Moldovan President Igor Dodon said that if a new parliament due to be elected in 2018 decided to terminate Moldova's 2014 Association Agreement with the European Union, he would "certainly" support that policy.

Moldovan President Igor Dodon has said he does not believe his country will ever be part of the European Union and that in order to be fully unified, it is necessary "to find common ground with Russia."

Speaking to Russia’s state-run RT television on January 23, Dodon said that people in Moldova's Transdniester and Gagauzia regions overwhelmingly opposed European integration.

He said that for that reason "we will not succeed in uniting the country if we do not build a strategic partnership with Russia."

Transdniester is a mostly Slavic sliver of land that has been controlled by pro-Russian separatists since a war in 1992. The autonomous region of Gagauzia is populated largely by ethnic Turkish Gagauz who speak Russian and have adopted Russian Orthodox Christianity.

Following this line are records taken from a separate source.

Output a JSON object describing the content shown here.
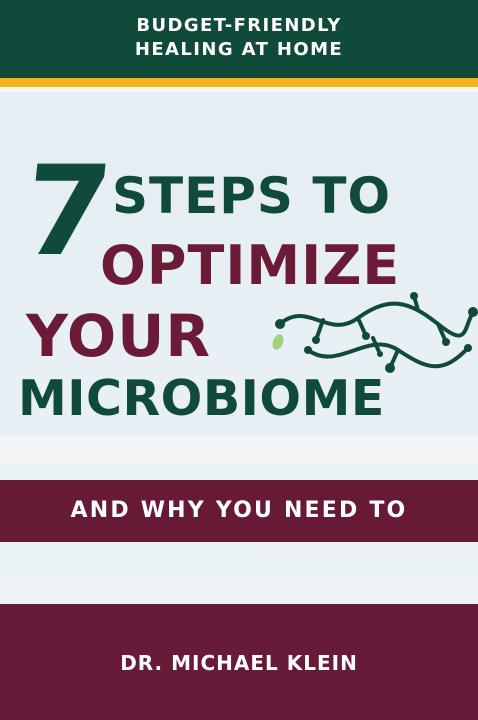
{
  "cover": {
    "tagline_line1": "BUDGET-FRIENDLY",
    "tagline_line2": "HEALING AT HOME",
    "title_number": "7",
    "title_line1": "STEPS TO",
    "title_line2": "OPTIMIZE",
    "title_line3": "YOUR",
    "title_line4": "MICROBIOME",
    "subtitle": "AND WHY YOU NEED TO",
    "author": "DR. MICHAEL KLEIN"
  },
  "colors": {
    "green": "#0f4a3a",
    "maroon": "#681b38",
    "yellow": "#f2b31b",
    "light_green": "#9fd27a"
  },
  "icons": {
    "decoration": "microbe-squiggle-icon"
  }
}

Failing to do so, he said, would mean "the risk of losing our statehood" since "we have Romania right next door, willing to absorb us at any moment."

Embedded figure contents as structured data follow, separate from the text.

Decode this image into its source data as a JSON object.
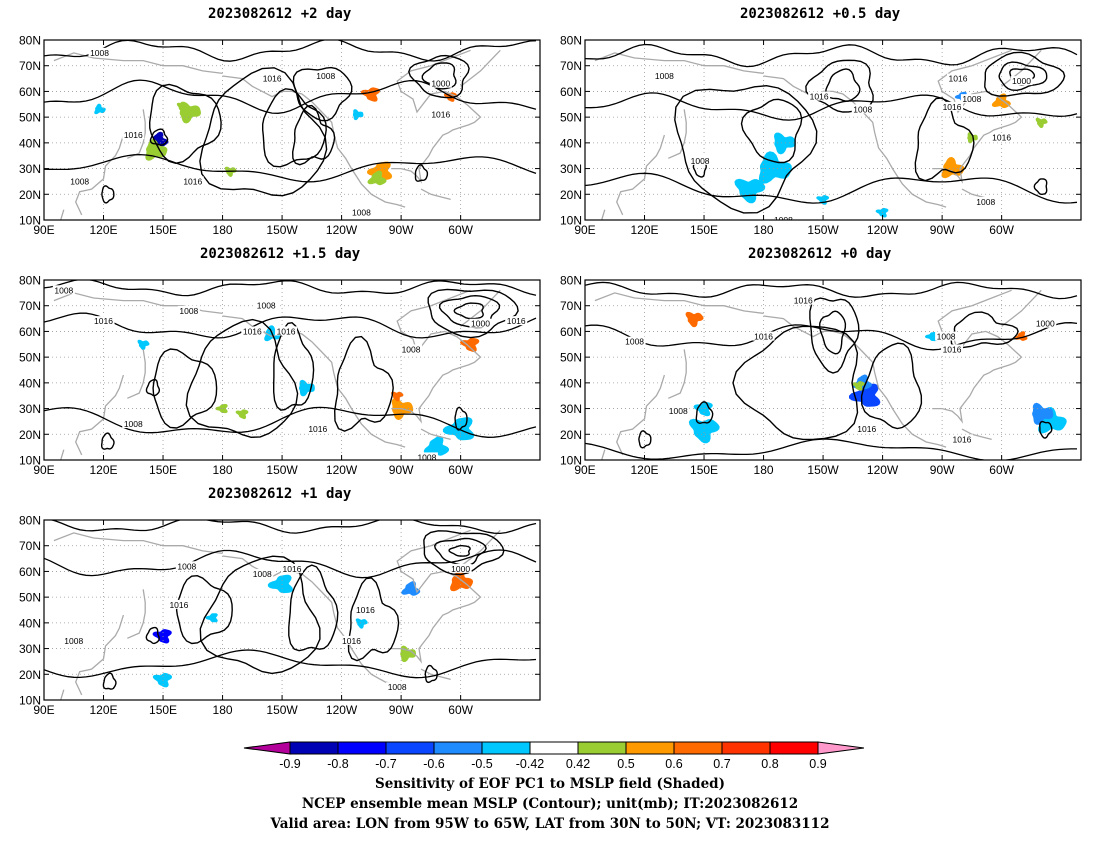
{
  "map": {
    "lat_labels": [
      "80N",
      "70N",
      "60N",
      "50N",
      "40N",
      "30N",
      "20N",
      "10N"
    ],
    "lon_labels": [
      "90E",
      "120E",
      "150E",
      "180",
      "150W",
      "120W",
      "90W",
      "60W"
    ],
    "lat_range": [
      10,
      80
    ],
    "lon_range_deg_east": [
      90,
      340
    ]
  },
  "panels": [
    {
      "id": "p2",
      "title": "2023082612 +2 day",
      "contour_labels": [
        {
          "text": "1008",
          "lon": 118,
          "lat": 75
        },
        {
          "text": "1016",
          "lon": 205,
          "lat": 65
        },
        {
          "text": "1008",
          "lon": 232,
          "lat": 66
        },
        {
          "text": "1000",
          "lon": 290,
          "lat": 63
        },
        {
          "text": "1016",
          "lon": 290,
          "lat": 51
        },
        {
          "text": "1016",
          "lon": 135,
          "lat": 43
        },
        {
          "text": "1008",
          "lon": 108,
          "lat": 25
        },
        {
          "text": "1016",
          "lon": 165,
          "lat": 25
        },
        {
          "text": "1008",
          "lon": 250,
          "lat": 13
        }
      ]
    },
    {
      "id": "p05",
      "title": "2023082612 +0.5 day",
      "contour_labels": [
        {
          "text": "1008",
          "lon": 130,
          "lat": 66
        },
        {
          "text": "1016",
          "lon": 208,
          "lat": 58
        },
        {
          "text": "1008",
          "lon": 230,
          "lat": 53
        },
        {
          "text": "1016",
          "lon": 278,
          "lat": 65
        },
        {
          "text": "1016",
          "lon": 275,
          "lat": 54
        },
        {
          "text": "1000",
          "lon": 310,
          "lat": 64
        },
        {
          "text": "1008",
          "lon": 285,
          "lat": 57
        },
        {
          "text": "1016",
          "lon": 300,
          "lat": 42
        },
        {
          "text": "1008",
          "lon": 148,
          "lat": 33
        },
        {
          "text": "1008",
          "lon": 292,
          "lat": 17
        },
        {
          "text": "1008",
          "lon": 190,
          "lat": 10
        }
      ]
    },
    {
      "id": "p15",
      "title": "2023082612 +1.5 day",
      "contour_labels": [
        {
          "text": "1008",
          "lon": 100,
          "lat": 76
        },
        {
          "text": "1016",
          "lon": 120,
          "lat": 64
        },
        {
          "text": "1008",
          "lon": 163,
          "lat": 68
        },
        {
          "text": "1008",
          "lon": 202,
          "lat": 70
        },
        {
          "text": "1016",
          "lon": 195,
          "lat": 60
        },
        {
          "text": "1016",
          "lon": 212,
          "lat": 60
        },
        {
          "text": "1008",
          "lon": 275,
          "lat": 53
        },
        {
          "text": "1000",
          "lon": 310,
          "lat": 63
        },
        {
          "text": "1016",
          "lon": 328,
          "lat": 64
        },
        {
          "text": "1008",
          "lon": 135,
          "lat": 24
        },
        {
          "text": "1016",
          "lon": 228,
          "lat": 22
        },
        {
          "text": "1008",
          "lon": 283,
          "lat": 11
        }
      ]
    },
    {
      "id": "p0",
      "title": "2023082612 +0 day",
      "contour_labels": [
        {
          "text": "1016",
          "lon": 200,
          "lat": 72
        },
        {
          "text": "1008",
          "lon": 115,
          "lat": 56
        },
        {
          "text": "1016",
          "lon": 180,
          "lat": 58
        },
        {
          "text": "1008",
          "lon": 272,
          "lat": 58
        },
        {
          "text": "1016",
          "lon": 275,
          "lat": 53
        },
        {
          "text": "1000",
          "lon": 322,
          "lat": 63
        },
        {
          "text": "1008",
          "lon": 137,
          "lat": 29
        },
        {
          "text": "1016",
          "lon": 232,
          "lat": 22
        },
        {
          "text": "1016",
          "lon": 280,
          "lat": 18
        }
      ]
    },
    {
      "id": "p1",
      "title": "2023082612 +1 day",
      "contour_labels": [
        {
          "text": "1008",
          "lon": 162,
          "lat": 62
        },
        {
          "text": "1008",
          "lon": 200,
          "lat": 59
        },
        {
          "text": "1016",
          "lon": 215,
          "lat": 61
        },
        {
          "text": "1000",
          "lon": 300,
          "lat": 61
        },
        {
          "text": "1016",
          "lon": 158,
          "lat": 47
        },
        {
          "text": "1016",
          "lon": 252,
          "lat": 45
        },
        {
          "text": "1008",
          "lon": 105,
          "lat": 33
        },
        {
          "text": "1016",
          "lon": 245,
          "lat": 33
        },
        {
          "text": "1008",
          "lon": 268,
          "lat": 15
        }
      ]
    }
  ],
  "colorbar": {
    "tick_labels": [
      "-0.9",
      "-0.8",
      "-0.7",
      "-0.6",
      "-0.5",
      "-0.42",
      "0.42",
      "0.5",
      "0.6",
      "0.7",
      "0.8",
      "0.9"
    ],
    "colors": [
      "#b4009a",
      "#0000b4",
      "#0000ff",
      "#0a46ff",
      "#1e8cff",
      "#00c8ff",
      "#ffffff",
      "#9acd32",
      "#ff9900",
      "#ff6a00",
      "#ff3300",
      "#ff0000",
      "#ff99cc"
    ]
  },
  "caption": {
    "line1": "Sensitivity of EOF PC1 to MSLP field (Shaded)",
    "line2": "NCEP ensemble mean MSLP (Contour); unit(mb); IT:2023082612",
    "line3": "Valid area: LON from 95W to 65W, LAT from 30N to 50N; VT: 2023083112"
  }
}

Dodon added that if a new parliament due to be elected in 2018 decided to terminate Moldova's 2014 Association Agreement with the European Union, he would "certainly" support that policy.

In the meantime, he said he will work to "restore friendly relations and a strategic partnership with Russia."

Dodon said that Moldova had not benefited "in the slightest" from its European-integration policies of recent years and that a majority of Moldovans now supported integration into the Russia-led Eurasian Economic Union.

Dodon said he will work to secure for Moldova observer status in the economic union, which currently includes five former Soviet republics, a topic that he discussed during a recent meeting with Russian President Vladimir Putin.

According to the European Commission, Moldovan exports to the EU grew by 21 percent between 2013 and 2015.

Economy Minister Octavian Calmic told RFE/RL that trade with Russia had declined because "Moldovan economic actors have found alternatives, primarily in European markets."

Dodon said he will go to Brussels in February, where he plans to propose the creation of a "trilateral platform" comprising Moldova, Russia, and the EU in order to discuss expanding Moldovan trade with Russia in the context of EU sanctions against Moscow over its annexation of Ukraine’s Crimea region and its involvement in the conflict in eastern Ukraine.

The Moldovan president also said he opposed an agreement signed in December with NATO to open a NATO liaison office in Chisinau. Dodon said that when he meets with NATO officials he will ask if the transatlantic alliance is willing to sign a statement acknowledging Moldova’s neutrality.

Andian Candu, chairman of the Moldovan parliament, said on January 23 that the proposed NATO liaison office, which is expected to begin operation in March, "is a technical, communications structure" that will not affect Moldova's neutrality in any way.

Moldova participates in NATO’s Partnership for Peace program and contributes troops to the alliance's policing mission in Kosovo.

Dodon won the presidency after running a strongly pro-Russian campaign and took office in December. Previously, he was the leader of the Socialist Party, which controls the single largest faction in Moldova’s parliament.

The Moldovan presidency is largely a symbolic position, and the government is controlled by a coalition of pro-European-integration parties.